From  Justin Perry: How long does E. coli live for within these halloyside films?
Answer: Well, there have been other people that have made biocoatings with a variety of bacteria, and if you keep them rehydrated they can survive for weeks, we checked the viability essentially after a couple of days, in future work we definitely want to check but in this experiment we just looked at a few days.

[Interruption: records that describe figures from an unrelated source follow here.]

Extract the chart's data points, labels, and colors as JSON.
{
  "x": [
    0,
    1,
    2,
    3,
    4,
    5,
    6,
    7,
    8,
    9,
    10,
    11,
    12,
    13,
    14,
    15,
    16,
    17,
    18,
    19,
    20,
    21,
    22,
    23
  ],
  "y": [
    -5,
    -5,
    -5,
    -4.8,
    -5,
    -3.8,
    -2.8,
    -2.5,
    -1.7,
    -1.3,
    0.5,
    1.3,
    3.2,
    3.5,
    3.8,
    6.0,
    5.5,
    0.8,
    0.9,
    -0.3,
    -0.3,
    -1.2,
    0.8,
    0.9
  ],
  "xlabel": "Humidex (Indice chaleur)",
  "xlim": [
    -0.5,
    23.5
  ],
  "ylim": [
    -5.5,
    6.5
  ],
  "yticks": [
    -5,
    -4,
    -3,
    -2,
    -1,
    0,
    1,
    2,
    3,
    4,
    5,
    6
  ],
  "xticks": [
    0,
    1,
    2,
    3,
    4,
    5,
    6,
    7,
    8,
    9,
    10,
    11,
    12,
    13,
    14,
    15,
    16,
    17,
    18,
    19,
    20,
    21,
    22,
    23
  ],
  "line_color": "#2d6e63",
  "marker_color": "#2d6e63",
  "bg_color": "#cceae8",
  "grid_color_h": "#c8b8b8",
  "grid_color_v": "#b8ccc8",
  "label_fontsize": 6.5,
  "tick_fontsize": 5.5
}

From  Wai Lee : The work on graphene is really interesting. Will the size of graphene affect the packing of the film and thus the optical properties? Also, will the way to prepare the film affect too for example,  layer-by layer rather than mixing?
Answer: you don’t want big sheets, the graphene sheets we used were about 350 nm which is a bit larger than the size of the polymer colloids. I do think we nanotubes would be the same. Big sheets can disrupt the packing and we didn’t want that. In that work, the sample preparation is essential. You have to keep high order, we didn’t do layer by layer so it is hard to comment on that. But this is kind of simpler, a one step process. It is interesting that the crystals form from the top down, so we are not doing a sedimentation, just as it dries forms skin layer at the top.

From  Bob Luigjes : If I understood correctly, the film formation was done at temperatures slightly above latex Tg. Have you looked at the influence of adding coalescing agents on the bacteria?
Answer: I guess I would be a little nervous about adding coalescing agents because it could harm the bacteria. I guess it would be interesting ones that they could use as food, but the short answer is that we haven’t looked at that and just played with the temperature.

From  Craig Allan : Thanks for your talk, have you looked at other bacteria?
Answer: We have just started to use cyanobacteria, which will undergo photsynthesis. We are also looking at bacteria found in soils.

From  Jordan Petkov : More of a comment than question, but osmotic pressure measurements would have given water permeability and not that of the fluorescent molecule, i.e. you might have had the right permeability at lower level of halloyside.
Answer: Thanks. Yes, we are measuring the permeability of the fluorescein (and not water). I'll look into osmotic pressure measurements. That's a good idea.

From  Peter Collins : Have you looked at other minerals with different morphologies?
Answer: So far, we've only tried halloysite. But disk-like particles would probably similarly introduce porosity.

From  Bob Luigjes : If coalescing agents are not an option, did you look at / are you planning to look at latex particles with low Tg, to from films at ambient temperature?
Answer: There is some older work on biocoatings that have film-formed at room temperature. The key problem is that coalescence is quite good, which means that the cooatings are not permeable to water. "Soft" particles will continue to deform and coalesce slowly over time. By using a high-Tg polymer, we retained porosity at ROOM temperature over time.